12. The learned Lawyer for the Opposite Party No. 1 has also drawn my attention to the case of Rabindra Nath De Sarkar v. Nitai Chandra
Adak, reported in 1986 Cr. L.R. (Cal) 215. What happened in this case is that the Sub-divisional Magistrate, after having attached the disputed
plot appointed the O.C. as receiver to look after the property. The said Magistrate also started a proceeding u/s 145 Cr. P.C. for which a revision
was preferred where the Sessions Judge committed an error by entertaining the application on the ground that there was no petition on the record
u/s 146 Cr. P.C.
13. The petitioner being aggrieved came up before the High Court where the questions fell for decision were that the Sessions Judge if could revise
the order without scrutinising the record and the order being interlocutory in nature.
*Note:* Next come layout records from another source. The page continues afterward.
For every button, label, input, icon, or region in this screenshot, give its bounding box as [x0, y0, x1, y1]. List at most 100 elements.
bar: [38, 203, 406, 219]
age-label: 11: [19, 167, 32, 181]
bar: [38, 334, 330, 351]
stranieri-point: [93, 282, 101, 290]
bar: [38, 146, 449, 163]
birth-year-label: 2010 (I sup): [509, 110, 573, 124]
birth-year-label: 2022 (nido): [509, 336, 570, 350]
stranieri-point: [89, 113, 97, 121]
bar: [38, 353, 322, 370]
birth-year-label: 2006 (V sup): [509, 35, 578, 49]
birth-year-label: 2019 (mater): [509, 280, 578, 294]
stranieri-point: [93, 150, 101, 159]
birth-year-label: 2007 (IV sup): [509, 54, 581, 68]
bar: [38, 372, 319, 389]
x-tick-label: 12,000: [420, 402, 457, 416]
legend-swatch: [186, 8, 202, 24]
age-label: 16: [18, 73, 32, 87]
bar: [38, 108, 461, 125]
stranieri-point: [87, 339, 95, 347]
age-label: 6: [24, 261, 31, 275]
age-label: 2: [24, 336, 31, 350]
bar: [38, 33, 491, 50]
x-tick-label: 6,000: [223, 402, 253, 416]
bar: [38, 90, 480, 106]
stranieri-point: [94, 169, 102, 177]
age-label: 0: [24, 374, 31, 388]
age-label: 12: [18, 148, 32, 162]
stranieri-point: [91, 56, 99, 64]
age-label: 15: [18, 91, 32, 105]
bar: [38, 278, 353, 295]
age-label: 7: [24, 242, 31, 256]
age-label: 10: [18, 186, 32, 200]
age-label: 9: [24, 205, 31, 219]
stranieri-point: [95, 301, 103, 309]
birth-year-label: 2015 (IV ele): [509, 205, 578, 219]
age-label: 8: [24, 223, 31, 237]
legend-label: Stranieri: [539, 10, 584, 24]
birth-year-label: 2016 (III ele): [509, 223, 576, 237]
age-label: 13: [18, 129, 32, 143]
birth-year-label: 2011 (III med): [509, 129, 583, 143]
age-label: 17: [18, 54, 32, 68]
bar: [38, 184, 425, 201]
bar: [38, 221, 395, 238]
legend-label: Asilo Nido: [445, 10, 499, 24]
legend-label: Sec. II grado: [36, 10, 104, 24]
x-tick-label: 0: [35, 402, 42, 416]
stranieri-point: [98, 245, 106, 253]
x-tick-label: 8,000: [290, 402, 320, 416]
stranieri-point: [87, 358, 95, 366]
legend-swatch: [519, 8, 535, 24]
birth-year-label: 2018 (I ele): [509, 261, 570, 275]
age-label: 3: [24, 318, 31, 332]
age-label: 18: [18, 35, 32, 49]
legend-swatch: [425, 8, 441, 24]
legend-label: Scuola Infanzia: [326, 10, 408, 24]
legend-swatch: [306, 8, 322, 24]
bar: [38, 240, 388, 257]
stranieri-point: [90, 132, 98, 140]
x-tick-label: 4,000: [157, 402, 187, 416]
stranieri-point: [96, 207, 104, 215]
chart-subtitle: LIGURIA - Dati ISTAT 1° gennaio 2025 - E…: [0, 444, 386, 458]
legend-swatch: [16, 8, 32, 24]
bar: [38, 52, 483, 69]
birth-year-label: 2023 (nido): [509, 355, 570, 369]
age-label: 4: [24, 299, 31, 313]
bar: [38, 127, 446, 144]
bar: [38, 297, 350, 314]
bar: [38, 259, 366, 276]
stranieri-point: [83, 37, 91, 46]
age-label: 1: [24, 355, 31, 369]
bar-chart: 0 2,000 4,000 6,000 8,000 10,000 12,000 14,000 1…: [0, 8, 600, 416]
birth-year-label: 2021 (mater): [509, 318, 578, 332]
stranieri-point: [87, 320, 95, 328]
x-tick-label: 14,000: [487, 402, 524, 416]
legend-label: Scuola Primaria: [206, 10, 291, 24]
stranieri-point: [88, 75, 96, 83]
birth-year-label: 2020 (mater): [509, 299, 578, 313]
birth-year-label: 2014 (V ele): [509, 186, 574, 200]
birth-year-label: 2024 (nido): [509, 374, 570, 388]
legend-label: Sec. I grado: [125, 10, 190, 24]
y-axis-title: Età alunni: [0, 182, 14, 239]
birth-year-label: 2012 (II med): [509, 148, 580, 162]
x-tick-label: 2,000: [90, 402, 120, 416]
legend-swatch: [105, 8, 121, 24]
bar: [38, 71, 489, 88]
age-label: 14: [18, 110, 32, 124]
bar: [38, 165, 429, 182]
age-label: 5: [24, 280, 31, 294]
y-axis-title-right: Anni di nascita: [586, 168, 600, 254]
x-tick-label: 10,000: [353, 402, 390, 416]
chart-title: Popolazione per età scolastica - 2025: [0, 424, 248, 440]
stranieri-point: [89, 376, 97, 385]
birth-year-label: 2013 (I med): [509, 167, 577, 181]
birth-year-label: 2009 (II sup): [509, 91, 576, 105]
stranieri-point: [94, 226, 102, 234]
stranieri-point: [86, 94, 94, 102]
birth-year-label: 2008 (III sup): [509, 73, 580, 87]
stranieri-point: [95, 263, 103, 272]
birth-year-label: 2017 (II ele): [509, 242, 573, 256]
14. It has held that the learned Sessions Judge without scrutinising the record should not have gone on the basis that there was no such petition.
The learned Magistrate has recorded his satisfaction as to the existence of an emergency and the order passed was perfectly legal.
15. The order passed by the Magistrate being in the nature of an Inter-locutory Order, revision would not lie.
16. After hearing both sides and considering the materials on record, I find that the order passed by the learned Magistrate is not liable to be
interfered with as nothing illegal or improper has been done by him. It appears that the learned Magistrate has acted within his jurisdiction in
passing the order in question.
17. Thus it is found that there is no substance in the present case and it fails. The rule is accordingly discharged.
Ad interim order of stay, if any, be vacated.
Let the records be set down to the Court below immediately.